1. Mark my dj buddy and I spent $1000 on bottles last night
2. We were casually offered narcotics while walking down the street
3. I will still be awake when you start school tmw, cause there's no last call
So if any tells you miami is the same as the rest of america, there are just lying to you
Call me in 2 minutes and go along with what I say. You're hysterical and I must go comfort you asap. He just asked if I was ready to experience sex with a wizard and he wasnt kidding.
I may or may not have puked in my RA's suggestion box.
He was able to grab love handles during doggy style... I know we said spring break mexico diet starts next week but i think we need to start tomorrow.
I'm cleaning my bathroom. That being said I found a klonopin and dropped it and stepped on it. Floor is clean im gonna snort it.
Oh I woke up in my neighbors garage using one of their sleeping bags, as my neighbor was doing laundry in there.
I need to shower, but I have no shower curtain... I think I can get by with a whore bath and a hat for one more day.
I'm out of mixers so I am using sugar water. Times are tough.
I just don't know the best way to tell him I think I saw him in a porn. I mean I got off to it, isn't there some level of awkwardness there?

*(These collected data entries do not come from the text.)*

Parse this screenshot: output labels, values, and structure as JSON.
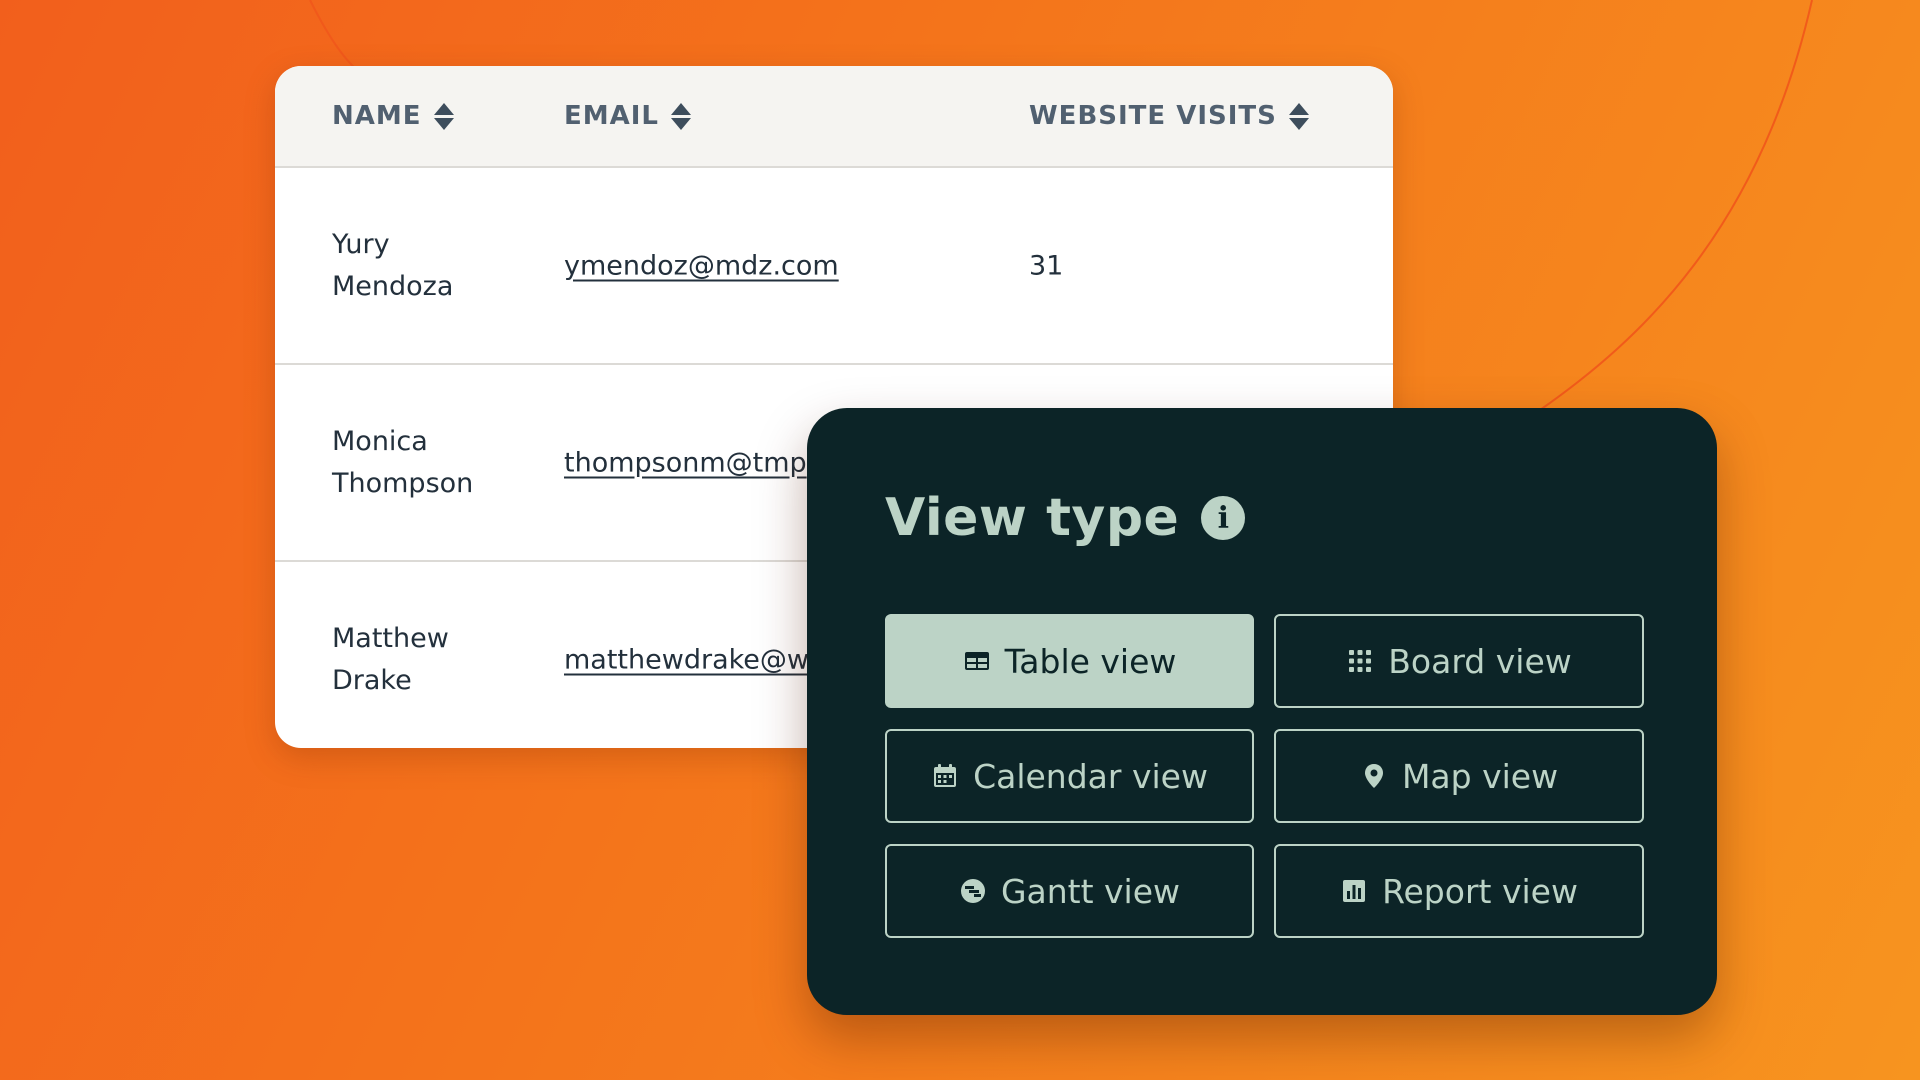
{
  "table": {
    "columns": [
      {
        "label": "NAME"
      },
      {
        "label": "EMAIL"
      },
      {
        "label": "WEBSITE VISITS"
      }
    ],
    "rows": [
      {
        "first": "Yury",
        "last": "Mendoza",
        "email": "ymendoz@mdz.com",
        "visits": "31"
      },
      {
        "first": "Monica",
        "last": "Thompson",
        "email": "thompsonm@tmp",
        "visits": ""
      },
      {
        "first": "Matthew",
        "last": "Drake",
        "email": "matthewdrake@w",
        "visits": ""
      }
    ]
  },
  "view_panel": {
    "title": "View type",
    "info_icon": "info-icon",
    "buttons": [
      {
        "label": "Table view",
        "icon": "table-icon",
        "active": true
      },
      {
        "label": "Board view",
        "icon": "grid-icon",
        "active": false
      },
      {
        "label": "Calendar view",
        "icon": "calendar-icon",
        "active": false
      },
      {
        "label": "Map view",
        "icon": "map-pin-icon",
        "active": false
      },
      {
        "label": "Gantt view",
        "icon": "gantt-icon",
        "active": false
      },
      {
        "label": "Report view",
        "icon": "bar-chart-icon",
        "active": false
      }
    ]
  },
  "colors": {
    "background_start": "#f25f1c",
    "background_end": "#f7941f",
    "panel_bg": "#0c2427",
    "panel_accent": "#bcd3c6",
    "header_text": "#516070"
  }
}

You're like my little fucked up version of the groundhog seeing its shadow, only it's boobs and warm weather.
We need to leave a grand offering for the god of free booze and salvia.
That jawline could fucking have its way with me.
Is it okay that we fucked on my car hood, in his driveway, at 4 am with cars passing by ?
I think I need practice at oral sex
I own a practice facility.
I forgot that I'm high because of how high I am.